Seanad debates
Thursday, 20 March 2025
Nithe i dtosach suíonna - Commencement Matters
Derelict Sites
2:00 am
Joe Conway (Independent) | Oireachtas source
Go raibh míle maith agat. I want to address the business of derelict sites in ten brief itemised points. Over half of local authorities are failing to collect money from the owners of derelict sites. The latest figures suggest that councils are owed more than €20 million in unpaid levies. Seventeen of the 31 local authorities did not collect any money from dereliction merchants. Just €604,000 was collected by the councils in the last year reckonable, despite close to €1 million being owed in these local authorities. This means that €20.5 million is owed by dereliction merchants and the meter is running all the time. Each local authority keeps a derelict sites register, which includes the sites subject to the annual levy of 7%. If unpaid, this levy attracts interest of 1.25% per month. Local authorities can take dereliction merchants to court to recover the debt or they can compulsorily purchase the site and the money owed can become a charge on the land. Incidents of dereliction increased by 21% in 2023 compared with 2022. If local authorities are so ineffectual in collecting levies, would the Minister and his Department consider increasing the levy to something like 10%? Finally, and this is more in the realm of local and folk wisdom, I am sure that the Minister and everybody here has heard the old adage that it is not how high you swing the hatchet; it is how deep you bury it.

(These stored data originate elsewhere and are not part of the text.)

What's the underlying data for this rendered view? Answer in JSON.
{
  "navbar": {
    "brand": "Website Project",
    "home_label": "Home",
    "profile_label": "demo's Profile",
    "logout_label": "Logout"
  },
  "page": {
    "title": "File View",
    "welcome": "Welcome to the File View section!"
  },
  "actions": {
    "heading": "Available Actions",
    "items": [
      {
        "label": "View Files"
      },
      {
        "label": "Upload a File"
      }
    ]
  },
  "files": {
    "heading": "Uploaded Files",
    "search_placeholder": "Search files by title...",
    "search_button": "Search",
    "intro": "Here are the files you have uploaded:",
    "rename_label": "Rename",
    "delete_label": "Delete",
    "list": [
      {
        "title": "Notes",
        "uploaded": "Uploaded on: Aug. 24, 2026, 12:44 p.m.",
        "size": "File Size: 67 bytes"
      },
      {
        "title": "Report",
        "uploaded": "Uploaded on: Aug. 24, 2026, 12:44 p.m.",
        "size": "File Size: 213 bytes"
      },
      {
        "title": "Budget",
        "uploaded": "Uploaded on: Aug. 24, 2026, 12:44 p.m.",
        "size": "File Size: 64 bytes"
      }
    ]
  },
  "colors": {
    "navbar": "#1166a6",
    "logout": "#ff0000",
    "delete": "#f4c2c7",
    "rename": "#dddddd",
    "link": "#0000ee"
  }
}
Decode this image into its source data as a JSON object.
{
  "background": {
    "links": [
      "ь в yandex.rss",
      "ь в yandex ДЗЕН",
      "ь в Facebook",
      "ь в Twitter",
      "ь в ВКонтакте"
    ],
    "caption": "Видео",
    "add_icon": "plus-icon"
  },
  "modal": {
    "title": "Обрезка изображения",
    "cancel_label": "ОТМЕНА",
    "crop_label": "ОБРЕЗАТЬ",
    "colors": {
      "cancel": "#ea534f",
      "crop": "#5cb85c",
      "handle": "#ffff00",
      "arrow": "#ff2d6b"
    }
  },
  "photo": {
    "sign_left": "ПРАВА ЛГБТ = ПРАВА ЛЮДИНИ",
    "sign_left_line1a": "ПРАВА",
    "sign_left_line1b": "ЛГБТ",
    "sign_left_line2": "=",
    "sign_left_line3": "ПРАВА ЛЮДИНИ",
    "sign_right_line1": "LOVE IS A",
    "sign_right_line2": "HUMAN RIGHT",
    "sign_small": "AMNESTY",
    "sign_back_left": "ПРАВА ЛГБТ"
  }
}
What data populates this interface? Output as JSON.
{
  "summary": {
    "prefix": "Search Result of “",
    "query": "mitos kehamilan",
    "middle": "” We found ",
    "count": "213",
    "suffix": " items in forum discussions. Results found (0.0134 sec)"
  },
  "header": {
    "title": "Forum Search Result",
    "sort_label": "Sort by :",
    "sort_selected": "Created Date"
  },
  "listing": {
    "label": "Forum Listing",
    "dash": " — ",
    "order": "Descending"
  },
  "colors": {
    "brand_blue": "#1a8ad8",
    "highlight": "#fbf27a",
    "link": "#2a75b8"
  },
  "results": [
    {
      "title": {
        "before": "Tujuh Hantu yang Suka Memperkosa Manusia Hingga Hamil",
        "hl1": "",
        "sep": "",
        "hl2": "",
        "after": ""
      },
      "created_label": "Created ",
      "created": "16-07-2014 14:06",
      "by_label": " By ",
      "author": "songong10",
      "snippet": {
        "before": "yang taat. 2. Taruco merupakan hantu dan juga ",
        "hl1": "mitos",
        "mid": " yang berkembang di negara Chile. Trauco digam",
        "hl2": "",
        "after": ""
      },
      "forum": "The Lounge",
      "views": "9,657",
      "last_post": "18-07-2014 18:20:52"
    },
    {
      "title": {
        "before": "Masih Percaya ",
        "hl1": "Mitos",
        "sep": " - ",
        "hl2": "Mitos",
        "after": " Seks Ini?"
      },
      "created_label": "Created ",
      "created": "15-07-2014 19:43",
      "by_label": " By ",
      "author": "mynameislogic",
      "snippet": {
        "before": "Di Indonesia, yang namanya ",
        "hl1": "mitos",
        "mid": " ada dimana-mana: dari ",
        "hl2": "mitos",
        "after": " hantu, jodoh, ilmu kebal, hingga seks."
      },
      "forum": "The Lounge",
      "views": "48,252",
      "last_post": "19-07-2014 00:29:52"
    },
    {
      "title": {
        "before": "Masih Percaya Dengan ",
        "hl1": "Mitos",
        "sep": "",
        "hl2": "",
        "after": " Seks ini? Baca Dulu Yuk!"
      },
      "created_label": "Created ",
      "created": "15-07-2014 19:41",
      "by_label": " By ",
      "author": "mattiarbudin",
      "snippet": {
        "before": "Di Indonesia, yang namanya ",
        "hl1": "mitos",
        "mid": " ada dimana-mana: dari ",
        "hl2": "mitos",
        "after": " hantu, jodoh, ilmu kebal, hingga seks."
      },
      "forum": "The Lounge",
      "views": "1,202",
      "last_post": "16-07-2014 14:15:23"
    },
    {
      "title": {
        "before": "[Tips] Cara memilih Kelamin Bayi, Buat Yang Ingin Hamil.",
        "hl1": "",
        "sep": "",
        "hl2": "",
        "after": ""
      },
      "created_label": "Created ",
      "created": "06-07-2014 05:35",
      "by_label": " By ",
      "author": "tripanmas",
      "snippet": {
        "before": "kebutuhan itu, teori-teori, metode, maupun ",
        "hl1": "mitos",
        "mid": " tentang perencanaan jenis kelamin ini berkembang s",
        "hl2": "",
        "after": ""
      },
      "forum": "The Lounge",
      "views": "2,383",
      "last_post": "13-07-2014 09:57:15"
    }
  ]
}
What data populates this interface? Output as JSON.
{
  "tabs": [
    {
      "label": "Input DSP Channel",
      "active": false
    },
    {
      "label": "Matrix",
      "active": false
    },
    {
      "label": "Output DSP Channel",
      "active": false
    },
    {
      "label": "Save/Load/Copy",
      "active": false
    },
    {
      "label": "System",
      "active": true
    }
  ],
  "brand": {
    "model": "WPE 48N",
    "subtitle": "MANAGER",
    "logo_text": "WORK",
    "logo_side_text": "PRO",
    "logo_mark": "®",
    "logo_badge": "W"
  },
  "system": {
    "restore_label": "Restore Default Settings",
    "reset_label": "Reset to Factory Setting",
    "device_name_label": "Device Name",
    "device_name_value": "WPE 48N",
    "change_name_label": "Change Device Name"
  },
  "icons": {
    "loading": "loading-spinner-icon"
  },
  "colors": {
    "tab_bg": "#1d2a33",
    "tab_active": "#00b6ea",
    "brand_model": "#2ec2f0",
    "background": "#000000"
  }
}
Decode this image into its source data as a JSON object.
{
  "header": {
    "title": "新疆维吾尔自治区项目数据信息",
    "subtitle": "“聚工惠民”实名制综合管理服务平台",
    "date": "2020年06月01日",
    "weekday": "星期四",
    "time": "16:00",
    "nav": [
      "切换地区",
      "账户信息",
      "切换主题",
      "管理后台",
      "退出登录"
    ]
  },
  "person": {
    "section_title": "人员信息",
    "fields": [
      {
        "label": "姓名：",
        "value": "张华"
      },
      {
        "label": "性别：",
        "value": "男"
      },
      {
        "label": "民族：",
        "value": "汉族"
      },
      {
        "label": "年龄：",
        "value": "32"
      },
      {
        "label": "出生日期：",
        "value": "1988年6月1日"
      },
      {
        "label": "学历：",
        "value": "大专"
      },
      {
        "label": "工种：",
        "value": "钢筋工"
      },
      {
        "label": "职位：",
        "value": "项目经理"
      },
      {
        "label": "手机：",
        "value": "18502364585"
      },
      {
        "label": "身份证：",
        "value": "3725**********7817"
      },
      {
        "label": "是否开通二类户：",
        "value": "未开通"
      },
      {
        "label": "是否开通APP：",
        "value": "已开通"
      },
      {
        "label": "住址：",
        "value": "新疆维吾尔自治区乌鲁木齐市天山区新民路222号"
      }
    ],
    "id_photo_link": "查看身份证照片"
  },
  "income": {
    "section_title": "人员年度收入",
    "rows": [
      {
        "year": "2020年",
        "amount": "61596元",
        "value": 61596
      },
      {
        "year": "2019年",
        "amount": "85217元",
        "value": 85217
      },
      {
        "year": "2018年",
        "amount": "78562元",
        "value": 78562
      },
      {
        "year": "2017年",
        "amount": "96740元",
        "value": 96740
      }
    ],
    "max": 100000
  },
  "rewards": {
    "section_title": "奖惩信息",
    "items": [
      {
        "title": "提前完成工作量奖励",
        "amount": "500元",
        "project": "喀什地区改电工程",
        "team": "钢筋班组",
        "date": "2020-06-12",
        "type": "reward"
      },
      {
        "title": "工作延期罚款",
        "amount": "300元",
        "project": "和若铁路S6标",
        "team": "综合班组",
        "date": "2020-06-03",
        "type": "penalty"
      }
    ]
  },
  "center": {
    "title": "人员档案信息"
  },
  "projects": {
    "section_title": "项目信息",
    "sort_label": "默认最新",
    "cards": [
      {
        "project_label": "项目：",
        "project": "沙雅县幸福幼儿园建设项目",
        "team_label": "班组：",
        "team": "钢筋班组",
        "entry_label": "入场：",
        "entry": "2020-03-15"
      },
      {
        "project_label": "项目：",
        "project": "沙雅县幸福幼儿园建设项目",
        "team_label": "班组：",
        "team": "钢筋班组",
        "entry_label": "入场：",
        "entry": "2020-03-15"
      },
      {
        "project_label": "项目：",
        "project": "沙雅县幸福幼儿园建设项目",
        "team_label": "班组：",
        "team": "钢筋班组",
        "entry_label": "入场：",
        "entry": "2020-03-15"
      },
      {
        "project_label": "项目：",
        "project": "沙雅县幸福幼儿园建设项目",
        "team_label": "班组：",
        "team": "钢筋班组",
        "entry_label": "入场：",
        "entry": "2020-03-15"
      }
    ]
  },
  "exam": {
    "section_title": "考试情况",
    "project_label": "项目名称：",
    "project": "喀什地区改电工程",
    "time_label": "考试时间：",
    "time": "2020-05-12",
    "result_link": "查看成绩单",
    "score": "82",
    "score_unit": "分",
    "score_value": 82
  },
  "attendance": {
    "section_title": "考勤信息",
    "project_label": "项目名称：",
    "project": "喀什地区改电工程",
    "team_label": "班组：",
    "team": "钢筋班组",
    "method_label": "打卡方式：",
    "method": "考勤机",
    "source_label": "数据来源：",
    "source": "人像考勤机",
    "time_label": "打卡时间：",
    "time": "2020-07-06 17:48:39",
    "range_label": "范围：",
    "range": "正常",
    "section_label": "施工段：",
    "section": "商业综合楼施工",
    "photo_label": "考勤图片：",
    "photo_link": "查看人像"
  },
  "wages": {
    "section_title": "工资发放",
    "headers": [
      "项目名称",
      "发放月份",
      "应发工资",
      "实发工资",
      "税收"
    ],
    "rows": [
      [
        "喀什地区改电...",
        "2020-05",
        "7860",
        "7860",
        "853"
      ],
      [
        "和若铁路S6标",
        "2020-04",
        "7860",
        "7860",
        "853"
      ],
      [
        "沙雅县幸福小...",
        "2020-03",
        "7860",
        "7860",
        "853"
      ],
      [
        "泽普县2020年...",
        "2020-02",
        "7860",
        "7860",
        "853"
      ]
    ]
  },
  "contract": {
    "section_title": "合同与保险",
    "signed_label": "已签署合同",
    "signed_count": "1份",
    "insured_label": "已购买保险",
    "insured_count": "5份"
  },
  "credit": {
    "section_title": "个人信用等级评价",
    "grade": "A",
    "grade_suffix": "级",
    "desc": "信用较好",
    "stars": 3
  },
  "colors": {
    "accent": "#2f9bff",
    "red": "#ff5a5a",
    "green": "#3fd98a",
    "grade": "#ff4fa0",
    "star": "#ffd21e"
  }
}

We have the legislation and levies but they are not working. We must use our intellectual grey matter as a society, and as local authorities, to come up with answers and understand why this is not working because dereliction is a curse and scourge on local towns and local communities. We cannot realistically allow this to go on because we are patently failing to deal with the scourge of dereliction. There are too many people wriggling out of it by giving easy answers. When we try to raise this issue, we are given all sorts of pat answers - we are told that it is difficult to go to court and that we will never get a washer out of them. I wonder whether the Department, the Ministers and the combined wisdom of the Government can get their heads together to incentivise local authorities - they need to really put the squeeze on local authorities - to go after these people because it is a situation that should not be allowed to prevail.